[4月27日]Indistinguishable from Magic? (A Perspective on Some Aspects of Materials Research in the Next Decade)

发布时间:2015-04-16

题 目:Indistinguishable from Magic?(A Perspective on Some Aspects of Materials Research in the Next Decade)
报告人:Edwin L.Thomas教授(美国Rice大学工程学院院长美国工程院院士,美国人文与科学院院士)
时 间:4月27日(周一)下午14:00-15:15
地 点:中法中心C401会议室

 

活动安排 (Program):

•开幕式 (Opening Ceremony) (下午14:00-14:15)

校领导将为Thomas教授颁发同济大学顾问教授证书。

Ceremony of awarding the advisory professor of Tongji University.

 

报告摘要:

Addressing multifunctional materials: the mighty electron, the cool photon and the lowly phonon...how waves in periodic materials lead to interesting properties.

Problem Driven Research: Improving Sets of Properties

Creating the Magic: Synthetic MetaMaterials blur the distinction and bridge the regime in between engineered microstructured materials with their enhanced conventional properties and multicomponent structured devices that can display novel (and sometimes unexpected) functionality (amplification, filtering, sensing etc.). Such material systems open a whole new range of heretofore unimagined material system behaviors (e.g. cloaking, one way transmission etc).

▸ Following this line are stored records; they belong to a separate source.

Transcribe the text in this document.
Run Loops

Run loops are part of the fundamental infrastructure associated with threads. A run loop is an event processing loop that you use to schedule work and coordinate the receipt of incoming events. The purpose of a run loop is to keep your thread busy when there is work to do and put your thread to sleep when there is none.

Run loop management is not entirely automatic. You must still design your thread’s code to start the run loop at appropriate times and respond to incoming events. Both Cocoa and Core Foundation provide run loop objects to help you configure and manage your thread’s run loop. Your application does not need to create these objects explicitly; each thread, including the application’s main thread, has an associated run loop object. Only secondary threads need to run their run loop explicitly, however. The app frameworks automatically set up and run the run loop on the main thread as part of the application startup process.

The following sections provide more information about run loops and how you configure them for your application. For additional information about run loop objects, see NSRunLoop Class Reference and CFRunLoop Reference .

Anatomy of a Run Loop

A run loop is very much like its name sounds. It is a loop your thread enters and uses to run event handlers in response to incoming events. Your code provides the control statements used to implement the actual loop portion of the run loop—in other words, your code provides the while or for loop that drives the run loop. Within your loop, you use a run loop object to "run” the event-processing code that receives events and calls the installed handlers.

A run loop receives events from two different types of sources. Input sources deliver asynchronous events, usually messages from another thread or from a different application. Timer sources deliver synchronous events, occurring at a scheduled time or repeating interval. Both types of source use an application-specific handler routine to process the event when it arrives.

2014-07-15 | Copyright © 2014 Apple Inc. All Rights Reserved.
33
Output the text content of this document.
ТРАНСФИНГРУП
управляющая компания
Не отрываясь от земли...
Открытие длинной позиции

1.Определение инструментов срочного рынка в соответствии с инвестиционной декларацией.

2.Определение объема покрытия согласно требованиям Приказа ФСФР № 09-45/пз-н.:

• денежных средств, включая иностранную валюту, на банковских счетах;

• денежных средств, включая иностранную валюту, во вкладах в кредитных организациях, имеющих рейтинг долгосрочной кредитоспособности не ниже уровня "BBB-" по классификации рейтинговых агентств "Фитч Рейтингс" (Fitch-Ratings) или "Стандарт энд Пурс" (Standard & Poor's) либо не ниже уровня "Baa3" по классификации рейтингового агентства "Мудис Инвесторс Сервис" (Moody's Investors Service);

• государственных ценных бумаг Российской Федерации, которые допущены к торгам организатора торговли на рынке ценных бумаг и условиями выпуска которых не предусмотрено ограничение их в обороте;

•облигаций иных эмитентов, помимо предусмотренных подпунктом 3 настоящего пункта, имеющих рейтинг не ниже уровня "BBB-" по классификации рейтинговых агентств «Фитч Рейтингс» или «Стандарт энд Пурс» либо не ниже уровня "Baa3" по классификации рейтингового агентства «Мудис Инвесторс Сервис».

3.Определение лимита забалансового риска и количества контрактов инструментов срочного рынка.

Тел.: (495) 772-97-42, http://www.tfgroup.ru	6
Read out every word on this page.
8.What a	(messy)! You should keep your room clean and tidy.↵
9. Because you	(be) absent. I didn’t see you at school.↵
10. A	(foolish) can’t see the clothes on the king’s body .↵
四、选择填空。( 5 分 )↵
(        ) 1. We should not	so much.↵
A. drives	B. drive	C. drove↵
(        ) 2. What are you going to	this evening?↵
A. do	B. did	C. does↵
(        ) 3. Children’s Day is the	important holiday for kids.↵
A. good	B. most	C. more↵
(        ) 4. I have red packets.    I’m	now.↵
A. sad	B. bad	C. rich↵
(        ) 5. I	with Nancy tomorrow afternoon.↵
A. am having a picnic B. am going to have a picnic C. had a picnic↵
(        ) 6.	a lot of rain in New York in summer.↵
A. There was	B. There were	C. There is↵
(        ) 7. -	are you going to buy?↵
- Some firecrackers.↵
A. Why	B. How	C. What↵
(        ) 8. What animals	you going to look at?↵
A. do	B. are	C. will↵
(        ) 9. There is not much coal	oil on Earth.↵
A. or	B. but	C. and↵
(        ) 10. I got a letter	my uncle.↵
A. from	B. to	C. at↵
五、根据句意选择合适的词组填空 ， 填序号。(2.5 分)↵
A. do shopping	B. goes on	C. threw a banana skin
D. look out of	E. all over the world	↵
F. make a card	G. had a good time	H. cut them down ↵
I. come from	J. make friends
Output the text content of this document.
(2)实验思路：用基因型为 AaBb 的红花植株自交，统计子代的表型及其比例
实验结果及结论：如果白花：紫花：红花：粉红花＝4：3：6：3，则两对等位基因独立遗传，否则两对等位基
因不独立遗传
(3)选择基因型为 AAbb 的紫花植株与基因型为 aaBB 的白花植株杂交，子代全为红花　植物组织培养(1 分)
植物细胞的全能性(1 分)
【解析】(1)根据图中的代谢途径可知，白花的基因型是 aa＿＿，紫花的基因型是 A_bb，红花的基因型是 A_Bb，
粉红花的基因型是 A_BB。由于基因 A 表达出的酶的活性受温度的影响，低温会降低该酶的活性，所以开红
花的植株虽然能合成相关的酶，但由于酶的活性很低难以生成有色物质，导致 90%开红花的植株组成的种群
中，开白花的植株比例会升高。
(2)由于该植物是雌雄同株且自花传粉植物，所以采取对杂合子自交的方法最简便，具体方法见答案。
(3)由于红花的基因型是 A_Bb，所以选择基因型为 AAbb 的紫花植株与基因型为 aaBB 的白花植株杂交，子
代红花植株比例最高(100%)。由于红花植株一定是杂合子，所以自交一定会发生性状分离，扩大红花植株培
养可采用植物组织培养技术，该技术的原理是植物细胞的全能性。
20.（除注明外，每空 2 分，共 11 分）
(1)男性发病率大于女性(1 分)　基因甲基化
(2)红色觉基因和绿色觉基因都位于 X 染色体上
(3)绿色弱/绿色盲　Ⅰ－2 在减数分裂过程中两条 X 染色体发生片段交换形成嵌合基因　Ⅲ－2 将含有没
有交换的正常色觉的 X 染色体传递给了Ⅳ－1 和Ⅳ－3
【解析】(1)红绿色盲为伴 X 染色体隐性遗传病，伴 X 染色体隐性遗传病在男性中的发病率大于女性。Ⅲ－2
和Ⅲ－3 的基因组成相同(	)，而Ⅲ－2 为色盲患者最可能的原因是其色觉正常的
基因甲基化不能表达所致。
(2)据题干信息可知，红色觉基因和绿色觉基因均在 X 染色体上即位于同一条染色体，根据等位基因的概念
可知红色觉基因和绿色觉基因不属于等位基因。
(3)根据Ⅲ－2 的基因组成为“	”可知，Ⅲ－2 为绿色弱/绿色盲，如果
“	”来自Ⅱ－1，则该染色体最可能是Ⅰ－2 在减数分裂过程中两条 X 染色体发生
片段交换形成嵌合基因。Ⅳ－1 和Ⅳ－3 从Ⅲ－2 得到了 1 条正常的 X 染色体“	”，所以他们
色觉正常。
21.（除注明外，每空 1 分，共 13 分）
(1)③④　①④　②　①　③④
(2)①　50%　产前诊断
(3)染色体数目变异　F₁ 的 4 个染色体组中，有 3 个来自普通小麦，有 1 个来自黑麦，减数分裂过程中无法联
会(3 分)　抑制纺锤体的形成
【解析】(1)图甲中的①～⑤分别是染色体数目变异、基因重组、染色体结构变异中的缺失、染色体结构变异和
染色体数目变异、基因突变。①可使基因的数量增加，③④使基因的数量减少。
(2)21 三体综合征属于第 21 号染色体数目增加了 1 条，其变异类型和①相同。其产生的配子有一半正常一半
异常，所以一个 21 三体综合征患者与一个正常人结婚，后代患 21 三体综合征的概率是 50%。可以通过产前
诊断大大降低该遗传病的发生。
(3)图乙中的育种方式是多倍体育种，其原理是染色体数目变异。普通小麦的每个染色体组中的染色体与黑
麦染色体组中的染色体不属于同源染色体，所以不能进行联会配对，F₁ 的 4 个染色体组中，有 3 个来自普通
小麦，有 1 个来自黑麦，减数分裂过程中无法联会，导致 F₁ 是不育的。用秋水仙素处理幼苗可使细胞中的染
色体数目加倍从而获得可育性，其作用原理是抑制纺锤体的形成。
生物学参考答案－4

个人简介:(http://msne.rice.edu/nedthomas/) 

Thomas is a materials scientist and mechanical engineer and is passionate about promoting engineering leadership and student design competitions. His research is currently focused on using 2D and 3D lithography, direct-write and self-assembly techniques for creating metamaterials with unprecedented mechanical and thermal properties. Thomas is the former head of the Department of Materials Science and Engineering at the Massachusetts Institute of Technology, a position he held from 2006 until his appointment at Rice in July 2011. He was named Morris Cohen Professor of Materials Science and Engineering in 1989 and is the founder and former director of the MIT Institute for Soldier Nanotechnology (2002-2006). He was elected to the National Academy of Engineering and the American Academy of Arts and Sciences in 2009, Inaugural Fellow of the Materials Society in 2008, Fellow of the American Association for the Advancement of Science in 2003 and Fellow of the American Physical Society in 1986. He wrote the undergraduate textbook, The Structure of Materials, and has coauthored more than 420 papers and holds 16 patents.